"Well," said he, "I don't see how any man possessed with any common sense and reason could ever be such a fool as to go to sea."
I said that possibly that was the reason for my going to sea—just simply a want of good sense on my part. But it suited me very well, and I should like to know what objections he had against a sea life.
"Why, sir, supposing you are in a gale and a fire breaks out on board, what are you going to do? You have no back door to escape through?"
"Well, we may be able to leave in the boats."
"But you can't do it in a terrible storm."
"Well, then, we will do the best we can, and do as sailors often are compelled to do, trust in Providence. But for my part, I don't see that we run more risks in a gale at sea than you do in the cities or than we do now on the rail. What is to prevent us from having a smash-up before morning?"
"Well, now, my good sir, I beg of you don't go to sea any more, but just come out to Iowa and buy a nice farm and settle down ashore. You can buy a nice farm with all improvements at from three thousand to five thousand dollars."
I asked him what was the matter with the other man, that he wanted to sell his farm and all improvements. I did not get any satisfactory answer to this, as we had something more serious to attend to. Just at this time I felt a peculiar motion in the car, like a horse cantering. I clapped my hand on my friend and said, "Sit still," and in a few moments I felt my heels grinding on some one—and the next thing was, that we were landed bottom up down twenty-five feet of embankment, and terrible shrieks on all sides.

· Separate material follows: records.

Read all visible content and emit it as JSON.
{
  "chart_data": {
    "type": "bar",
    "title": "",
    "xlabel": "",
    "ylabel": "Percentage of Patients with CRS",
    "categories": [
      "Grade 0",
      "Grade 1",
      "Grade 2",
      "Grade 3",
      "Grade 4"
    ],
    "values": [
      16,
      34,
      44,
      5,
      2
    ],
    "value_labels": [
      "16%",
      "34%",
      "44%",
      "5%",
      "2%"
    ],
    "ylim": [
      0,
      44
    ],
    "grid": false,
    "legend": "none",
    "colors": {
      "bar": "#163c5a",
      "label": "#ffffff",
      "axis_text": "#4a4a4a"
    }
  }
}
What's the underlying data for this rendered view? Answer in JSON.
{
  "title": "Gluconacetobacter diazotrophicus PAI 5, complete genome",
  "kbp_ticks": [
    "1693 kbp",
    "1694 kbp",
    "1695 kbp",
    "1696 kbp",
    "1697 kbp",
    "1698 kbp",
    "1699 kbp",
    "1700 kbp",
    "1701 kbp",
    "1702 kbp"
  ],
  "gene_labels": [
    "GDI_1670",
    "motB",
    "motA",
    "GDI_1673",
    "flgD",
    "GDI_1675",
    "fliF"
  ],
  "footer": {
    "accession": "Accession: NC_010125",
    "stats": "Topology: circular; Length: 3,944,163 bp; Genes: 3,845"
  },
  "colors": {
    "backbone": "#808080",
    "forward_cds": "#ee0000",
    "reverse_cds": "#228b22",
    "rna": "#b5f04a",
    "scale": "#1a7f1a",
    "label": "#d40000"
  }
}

Three cars were capsized. One in front of us went down on its side, endways. Ours went a side-somersault, and the next one endways, on its wheels. En route we had gathered a number of soldiers who had been drafted and were on their way South. The cars were jammed full.
The furnace in our car did great damage to some, and altogether about seventy were more or less hurt. The accident was caused by a rail breaking, owing to severe frost.